O ministro das Cidades, Márcio Negromonte, disse hoje (06) em São Paulo que está sendo “amadurecida”, no governo, a ideia de usar emendas parlamentares para destinar recursos à área de saneamento. “Podemos usar as emendas parlamentares no programa de governo se a presidenta [Dilma Rousseff] se comprometer a não contingenciar. São quase 600 parlamentares. Cada um tem uma cota de R$ 13 milhões. Dá quase R$ 8 bilhões.

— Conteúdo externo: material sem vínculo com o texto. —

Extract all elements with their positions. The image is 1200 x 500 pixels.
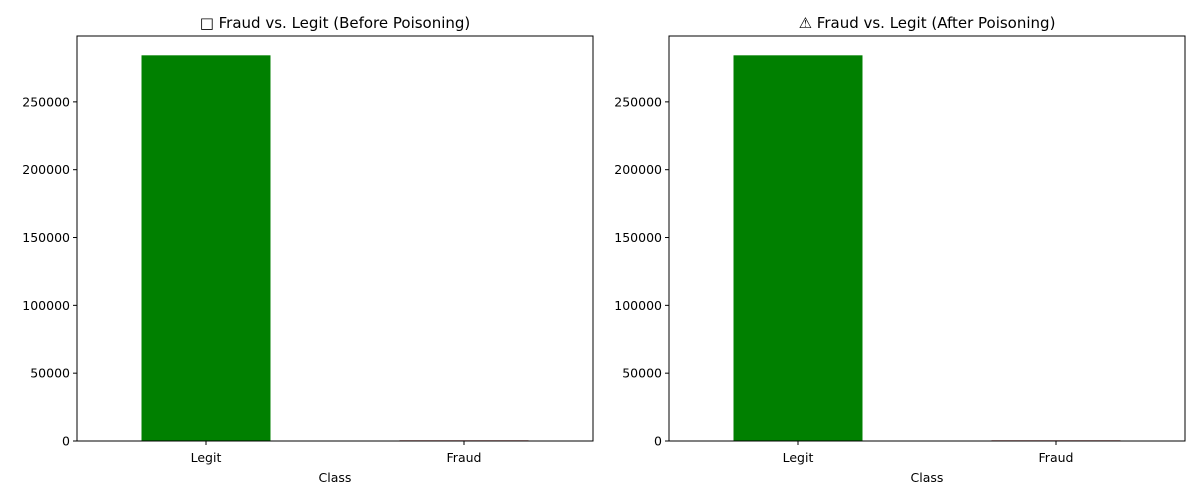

Para a gente universalizar [o saneamento] nos próximos 20 anos, precisaremos mais ou menos de R$ 300 bilhões. Se fizermos investimentos com as emendas parlamentares, chegaremos lá com rapidez”, afirmou o ministro.

O ministro participou de um evento promovido pela Associação Brasileira de Infraestrutura e Indústrias de Base (Abdib). O ministro recebeu um estudo preparado por nove entidades que aponta que o Brasil precisa investir muito mais do que investe atualmente em tratamento de água e esgoto.

De acordo com o estudo, o país investe 0,2% do Produto Interno Bruto (PIB) em saneamento, mas precisaria investir 0,6% (cerca de R$ 13,5 bilhões) por ano. A previsão das entidades é que a universalização dos serviços de saneamento básico poderia ser atingida apenas em 2025 se fossem investidos R$ 350,4 bilhões no período, ou R$ 14 bilhões por ano. Considerando 20130 como meta, o total de investimentos deveria chegar a R$ 393,1 bilhões, ou R$ 13,1 bilhão por ano. Hoje, os investimentos médios na área de saneamento são de R$ 5,4 bilhões por ano. Entre 2001 e 2010, o estudo mostrou que o Brasil investiu R$ 53,9 bilhões.

Ontem (05), outro estudo, feito pela organização não governamental (ONG) Instituto Trata Brasil, indicou que apenas 4% das obras de saneamento previstas no Programa de Aceleração do Crescimento (PAC) foram concluídas até dezembro de 2010. De acordo com a ONG, a previsão do PAC era que 60% das obras de água e esgoto estivessem concluídas até o fim do ano passado. No entanto, 22 obras estão atrasadas e 11 ainda nem começaram, segundo o estudo.

O ministro das Cidades admitiu que não houve sucesso na implantação de alguns programas pelo governo, mas que isso está sendo "um aprendizado". Esses problemas, segundo o ministro, se devem a questões envolvendo falta de apresentação de projetos pelos municípios, inadimplência, impedimentos jurídicos e até eleições. Mas, segundo Negromonte, o governo tem conversado com diversos setores envolvidos para buscar soluções para os gargalos do saneamento. Segundo ele, a perspectiva do governo é que, até o fim do ano, metade dos programas de saneamento estabelecidos no PAC 1 esteja concluída.

Para o presidente da Abdib, Paulo Godoy, o problema do saneamento no Brasil não se refere à falta de recursos, mas a falhas de gestão. Para Godoy, uma das alternativas seria estimular os mecanismos de parcerias público-privadas (PPP).

“Os números são alarmantes. Estamos investindo hoje R$ 5,5 bilhões por ano, já considerando o aumento que foi verificado com a ação do PAC. Se quisermos universalizar até 2030, teríamos que investir R$ 13,5 bilhões. Dar esse salto é um desafio muito grande. Mas é factível. Se tiver um bom marco regulatório, bons projetos, segurança jurídica e clareza das regras, recurso arruma-se. Ou através de PPP ou da ação direta dos agentes públicos envolvidos”, afirmou ele.